Over 200,000 Counterfeit Pokemon Toys Seized By Customs and Border Protection

United States Customs and Border Protection (CBP) has confiscated more than 200,000 knock-off [...]

United States Customs and Border Protection (CBP) has confiscated more than 200,000 knock-off Pokemon toys over the last month. CBP confiscated 86,000 toys in May, and another 120,000 in June. If the toys were authentic Pokemon figures, CBP estimates that the combined value would have been somewhere in the ballpark of $1.4 million dollars. According to Penn Live, the figures came from Hong Kong, and were going to an address in Snyder County, PA. Counterfeit toys such as these are often painted with lead paint, and lack the kind of safety standards applied to official product releases, making them a danger for unknowing parents and children.
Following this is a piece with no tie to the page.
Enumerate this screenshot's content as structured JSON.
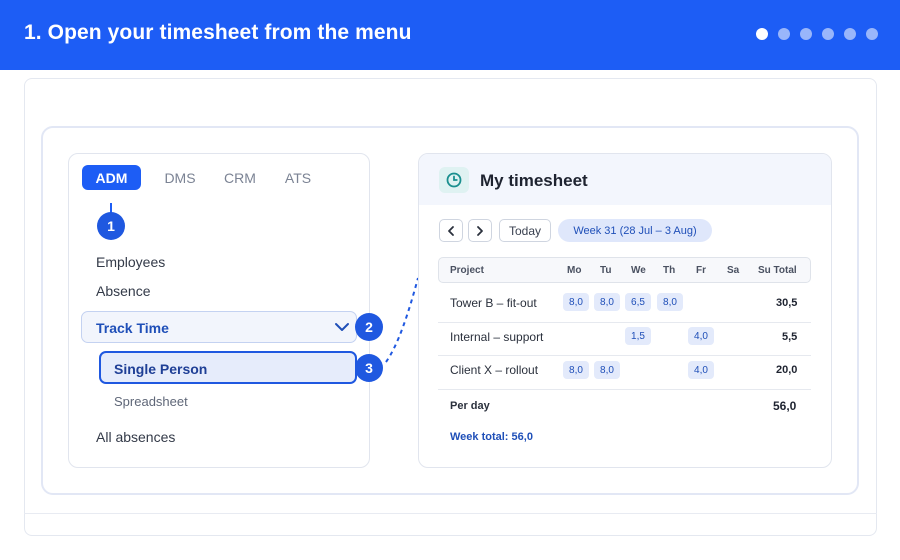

Counterfeit Pokemon toys have been a common sight since the earliest days of the franchise. Knock-offs such as these can often be found at places like comic book and anime conventions, where they are sold in bulk for small amounts of money. Longtime Pokemon fans can usually tell the difference by the level of quality. Knock-off Pokemon toys are often colored incorrectly, and the lead paint applied haphazardly.

It's certainly not surprising to see how common counterfeit Pokemon merchandise is after all these years. Nearly 25 years after the release of Pokemon Red and Green, Pokemon remains the highest-grossing media franchise of all-time. The series shows no signs of slowing down, either. As of May, Pokemon Sword and Shield sold 17.37 million copies combined on Nintendo Switch. The game released in November, and is currently the fourth best-selling title in the franchise. Given the fact that Pokemon games tend to have long shelf-lives, it seems likely that Sword and Shield could overtake other games in the series in due time.

Of course, sales of Pokemon Sword and Shield will likely increase with the upcoming release of the game's expansions. June 17th will see the debut of the Isle of Armor expansion, while The Crown Tundra expansion is expected to release later in 2020. Earlier today, The Pokemon Company announced a news presentation for June 17th which should reveal more information about the future of the franchise.

As Pokemon's popularity continues to increase, it seems likely that counterfeit Pokemon merchandise will continue to be manufactured. To protect themselves, fans and parents should be wary of purchasing any Pokemon toys of dubious quality.